Aiden, birkaç saat içerisinde Yeryüzü aleminin ortasında bulunan bir büyülü yaratık ordusunu yok etmişti. Birçok yara almasına rağmen bedenini arıtmasından ve 9 Göğün İlahi Yıldız Bedeni ekim tekniği sayesinde inanılmaz bir hızda yenilenebiliyordu. Kadim ruh, gözlerini Aiden'den ayıramıyordu. Kusursuz kılıç kesikleri ve inanılmaz ayak oyunlarıyla sanki bir yılan gibi hareket ederek avını öldürüyordu. Kara kılıçların gasp etme yeteğini test etmek istiyordu fakat bu yeteneği ancak gerçek bir yetişimci üzerinde deneyebilirdi. Ayrıca şimdi halletmesi gereken bir konu vardı.

"Usta, artık Kara Kuzgun birliğine katılmak istiyorum. Bunun için hazırım!" Aiden, bir anda kadim ruhun önünde belirdi ve kararlılıkla söyledi. Kadim ruh, başıyla onayladıktan sonra sakin bir ifadeyle konuşmaya başladın.

"Seni nasıl bir sınav bekliyor bilmiyorum ama bu seviyedeyken çok kolay olacağını düşünüyorum. İstersen gidip teste katılabilirsin."

Aiden, ustasını saygıyla selamladıktan sonra kadanosundan ayrıldı. Kara Kuzgun birliği sınavının ilk testi Akuba ormanlarındaki bir şelalede idi. Şelalede yaşlı, ihtihar bir adam vardı. İlk testten sorumlu olan kişiydi. Eğer bir kişi ilk testi geçebilirse Kara Kuzgun birliğinden birkaç uzman gelip diğer test için o kişiyi alıp götürüyorlardı. Sınava katılan herkes ilk testi çok kolay bir şekilde geçebiliyordu fakat 2.testte neredeyse hepsi eleniyordu.
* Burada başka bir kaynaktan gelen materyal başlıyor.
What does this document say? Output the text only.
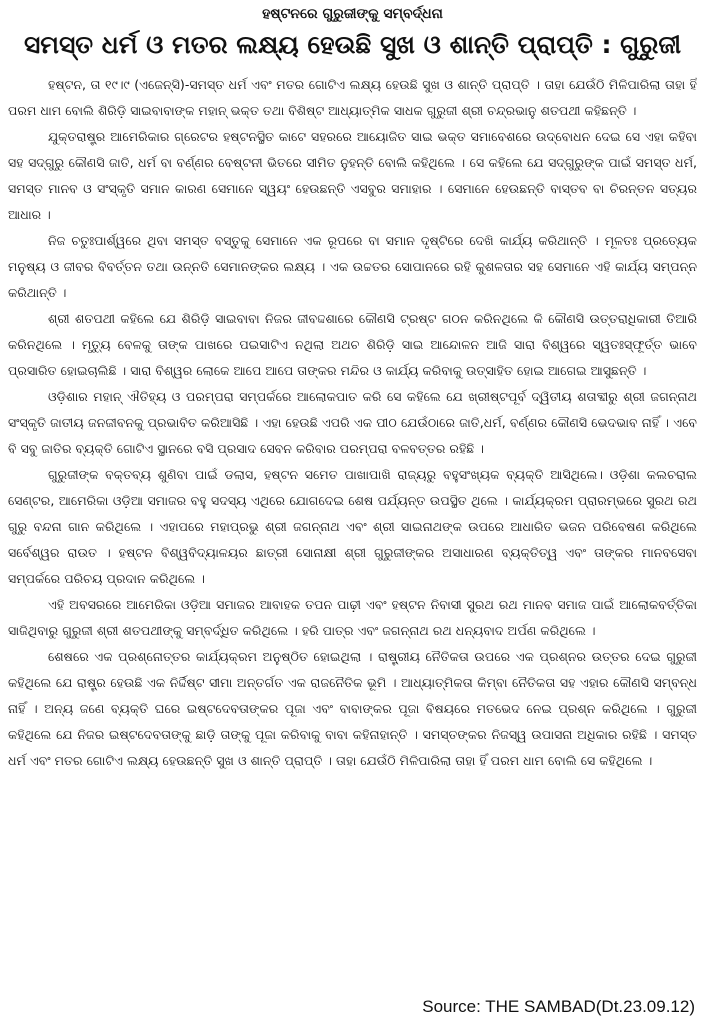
ହଷ୍ଟନରେ ଗୁରୁଜୀଙ୍କୁ ସମ୍ବର୍ଦ୍ଧନା
ସମସ୍ତ ଧର୍ମ ଓ ମତର ଲକ୍ଷ୍ୟ ହେଉଛି ସୁଖ ଓ ଶାନ୍ତି ପ୍ରାପ୍ତି : ଗୁରୁଜୀ

ହଷ୍ଟନ, ତା ୧୯।୯ (ଏଜେନ୍ସି)-ସମସ୍ତ ଧର୍ମ ଏବଂ ମତର ଗୋଟିଏ ଲକ୍ଷ୍ୟ ହେଉଛି ସୁଖ ଓ ଶାନ୍ତି ପ୍ରାପ୍ତି । ତାହା ଯେଉଁଠି ମିଳିପାରିଲା ତାହା ହିଁ ପରମ ଧାମ ବୋଲି ଶିରିଡ଼ି ସାଇବାବାଙ୍କ ମହାନ୍ ଭକ୍ତ ତଥା ବିଶିଷ୍ଟ ଆଧ୍ୟାତ୍ମିକ ସାଧକ ଗୁରୁଜୀ ଶ୍ରୀ ଚନ୍ଦ୍ରଭାନୁ ଶତପଥୀ କହିଛନ୍ତି ।

ଯୁକ୍ତରାଷ୍ଟ୍ର ଆମେରିକାର ଗ୍ରେଟର ହଷ୍ଟନସ୍ଥିତ କାଟେ ସହରରେ ଆୟୋଜିତ ସାଇ ଭକ୍ତ ସମାବେଶରେ ଉଦ୍‌ବୋଧନ ଦେଇ ସେ ଏହା କହିବା ସହ ସଦ୍‌ଗୁରୁ କୌଣସି ଜାତି, ଧର୍ମ ବା ବର୍ଣ୍ଣର ବେଷ୍ଟନୀ ଭିତରେ ସୀମିତ ନୁହନ୍ତି ବୋଲି କହିଥିଲେ । ସେ କହିଲେ ଯେ ସଦ୍‌ଗୁରୁଙ୍କ ପାଇଁ ସମସ୍ତ ଧର୍ମ, ସମସ୍ତ ମାନବ ଓ ସଂସ୍କୃତି ସମାନ କାରଣ ସେମାନେ ସ୍ୱୟଂ ହେଉଛନ୍ତି ଏସବୁର ସମାହାର । ସେମାନେ ହେଉଛନ୍ତି ବାସ୍ତବ ବା ଚିରନ୍ତନ ସତ୍ୟର ଆଧାର ।

ନିଜ ଚତୁଃପାର୍ଶ୍ୱରେ ଥିବା ସମସ୍ତ ବସ୍ତୁକୁ ସେମାନେ ଏକ ରୂପରେ ବା ସମାନ ଦୃଷ୍ଟିରେ ଦେଖି କାର୍ଯ୍ୟ କରିଥାନ୍ତି । ମୂଳତଃ ପ୍ରତ୍ୟେକ ମନୁଷ୍ୟ ଓ ଜୀବର ବିବର୍ତ୍ତନ ତଥା ଉନ୍ନତି ସେମାନଙ୍କର ଲକ୍ଷ୍ୟ । ଏକ ଉଚ୍ଚତର ସୋପାନରେ ରହି କୁଶଳତାର ସହ ସେମାନେ ଏହି କାର୍ଯ୍ୟ ସମ୍ପନ୍ନ କରିଥାନ୍ତି ।

ଶ୍ରୀ ଶତପଥୀ କହିଲେ ଯେ ଶିରିଡ଼ି ସାଇବାବା ନିଜର ଜୀବଦ୍ଦଶାରେ କୌଣସି ଟ୍ରଷ୍ଟ ଗଠନ କରିନଥିଲେ କି କୌଣସି ଉତ୍ତରାଧିକାରୀ ତିଆରି କରିନଥିଲେ । ମୃତ୍ୟୁ ବେଳକୁ ତାଙ୍କ ପାଖରେ ପଇସାଟିଏ ନଥିଲା ଅଥଚ ଶିରିଡ଼ି ସାଇ ଆନ୍ଦୋଳନ ଆଜି ସାରା ବିଶ୍ୱରେ ସ୍ୱତଃସ୍ଫୂର୍ତ୍ତ ଭାବେ ପ୍ରସାରିତ ହୋଇଚାଲିଛି । ସାରା ବିଶ୍ୱର ଲୋକେ ଆପେ ଆପେ ତାଙ୍କର ମନ୍ଦିର ଓ କାର୍ଯ୍ୟ କରିବାକୁ ଉତ୍ସାହିତ ହୋଇ ଆଗେଇ ଆସୁଛନ୍ତି ।

ଓଡ଼ିଶାର ମହାନ୍ ଐତିହ୍ୟ ଓ ପରମ୍ପରା ସମ୍ପର୍କରେ ଆଲୋକପାତ କରି ସେ କହିଲେ ଯେ ଖ୍ରୀଷ୍ଟପୂର୍ବ ଦ୍ୱିତୀୟ ଶତାବ୍ଦୀରୁ ଶ୍ରୀ ଜଗନ୍ନାଥ ସଂସ୍କୃତି ଜାତୀୟ ଜନଜୀବନକୁ ପ୍ରଭାବିତ କରିଆସିଛି । ଏହା ହେଉଛି ଏପରି ଏକ ପୀଠ ଯେଉଁଠାରେ ଜାତି,ଧର୍ମ, ବର୍ଣ୍ଣର କୌଣସି ଭେଦଭାବ ନାହିଁ । ଏବେ ବି ସବୁ ଜାତିର ବ୍ୟକ୍ତି ଗୋଟିଏ ସ୍ଥାନରେ ବସି ପ୍ରସାଦ ସେବନ କରିବାର ପରମ୍ପରା ବଳବତ୍ତର ରହିଛି ।

ଗୁରୁଜୀଙ୍କ ବକ୍ତବ୍ୟ ଶୁଣିବା ପାଇଁ ଡଲାସ, ହଷ୍ଟନ ସମେତ ପାଖାପାଖି ରାଜ୍ୟରୁ ବହୁସଂଖ୍ୟକ ବ୍ୟକ୍ତି ଆସିଥିଲେ। ଓଡ଼ିଶା କଲଚରାଲ ସେଣ୍ଟର, ଆମେରିକା ଓଡ଼ିଆ ସମାଜର ବହୁ ସଦସ୍ୟ ଏଥିରେ ଯୋଗଦେଇ ଶେଷ ପର୍ଯ୍ୟନ୍ତ ଉପସ୍ଥିତ ଥିଲେ । କାର୍ଯ୍ୟକ୍ରମ ପ୍ରାରମ୍ଭରେ ସୁରଥ ରଥ ଗୁରୁ ବନ୍ଦନା ଗାନ କରିଥିଲେ । ଏହାପରେ ମହାପ୍ରଭୁ ଶ୍ରୀ ଜଗନ୍ନାଥ ଏବଂ ଶ୍ରୀ ସାଇନାଥଙ୍କ ଉପରେ ଆଧାରିତ ଭଜନ ପରିବେଷଣ କରିଥିଲେ ସର୍ବେଶ୍ୱର ରାଉତ । ହଷ୍ଟନ ବିଶ୍ୱବିଦ୍ୟାଳୟର ଛାତ୍ରୀ ସୋନାକ୍ଷୀ ଶ୍ରୀ ଗୁରୁଜୀଙ୍କର ଅସାଧାରଣ ବ୍ୟକ୍ତିତ୍ୱ ଏବଂ ତାଙ୍କର ମାନବସେବା ସମ୍ପର୍କରେ ପରିଚୟ ପ୍ରଦାନ କରିଥିଲେ ।

ଏହି ଅବସରରେ ଆମେରିକା ଓଡ଼ିଆ ସମାଜର ଆବାହକ ତପନ ପାଢ଼ୀ ଏବଂ ହଷ୍ଟନ ନିବାସୀ ସୁରଥ ରଥ ମାନବ ସମାଜ ପାଇଁ ଆଲୋକବର୍ତ୍ତିକା ସାଜିଥିବାରୁ ଗୁରୁଜୀ ଶ୍ରୀ ଶତପଥୀଙ୍କୁ ସମ୍ବର୍ଦ୍ଧିତ କରିଥିଲେ । ହରି ପାତ୍ର ଏବଂ ଜଗନ୍ନାଥ ରଥ ଧନ୍ୟବାଦ ଅର୍ପଣ କରିଥିଲେ ।

ଶେଷରେ ଏକ ପ୍ରଶ୍ନୋତ୍ତର କାର୍ଯ୍ୟକ୍ରମ ଅନୁଷ୍ଠିତ ହୋଇଥିଲା । ରାଷ୍ଟ୍ରୀୟ ନୈତିକତା ଉପରେ ଏକ ପ୍ରଶ୍ନର ଉତ୍ତର ଦେଇ ଗୁରୁଜୀ କହିଥିଲେ ଯେ ରାଷ୍ଟ୍ର ହେଉଛି ଏକ ନିର୍ଦ୍ଦିଷ୍ଟ ସୀମା ଅନ୍ତର୍ଗତ ଏକ ରାଜନୈତିକ ଭୂମି । ଆଧ୍ୟାତ୍ମିକତା କିମ୍ବା ନୈତିକତା ସହ ଏହାର କୌଣସି ସମ୍ବନ୍ଧ ନାହିଁ । ଅନ୍ୟ ଜଣେ ବ୍ୟକ୍ତି ଘରେ ଇଷ୍ଟଦେବତାଙ୍କର ପୂଜା ଏବଂ ବାବାଙ୍କର ପୂଜା ବିଷୟରେ ମତଭେଦ ନେଇ ପ୍ରଶ୍ନ କରିଥିଲେ । ଗୁରୁଜୀ କହିଥିଲେ ଯେ ନିଜର ଇଷ୍ଟଦେବତାଙ୍କୁ ଛାଡ଼ି ତାଙ୍କୁ ପୂଜା କରିବାକୁ ବାବା କହିନାହାନ୍ତି । ସମସ୍ତଙ୍କର ନିଜସ୍ୱ ଉପାସନା ଅଧିକାର ରହିଛି । ସମସ୍ତ ଧର୍ମ ଏବଂ ମତର ଗୋଟିଏ ଲକ୍ଷ୍ୟ ହେଉଛନ୍ତି ସୁଖ ଓ ଶାନ୍ତି ପ୍ରାପ୍ତି । ତାହା ଯେଉଁଠି ମିଳିପାରିଲା ତାହା ହିଁ ପରମ ଧାମ ବୋଲି ସେ କହିଥିଲେ ।

Source: THE SAMBAD(Dt.23.09.12)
Bu yüzden yılda sadece 2 veya 3 kişi dışında Kara Kuzgun birliğine katılabilen kimse olmuyordu. Tamamen dahilerden ve yetenekli yetişimcilerden oluşan olağanüstü bir birlikti. Aiden, boyutsal çantasını alıp yemek yedi ve Akuba ormanlarının yolunu tuttu. Son birkaç gün içinde büyük bir güç elde etmişti.

Herhangi birisi Aiden'in şuanki gücünü sadece 1 yıldan biraz daha uzun bir sürede kazandığını duyarsa aklını kaybedebilirdi. Aiden, şuanda 16 yaşındaydı. Onunla aynı yaşta olan kişiler genellikle 7 belki de 9 yaşından beri antrenman yapıp güçlenmeye çalışıyorlardı. Fakat Aiden, bu ölümsüzlük yoluna daha 1 yıl önce adım atmıştı. Fakat şimdiden Yeryüzü aleminin başlangıcındaki sıradan yetişimciler ile rahatlıkla mücadele edebilirdi. Bu daha önce görülmemiş bir durumdu!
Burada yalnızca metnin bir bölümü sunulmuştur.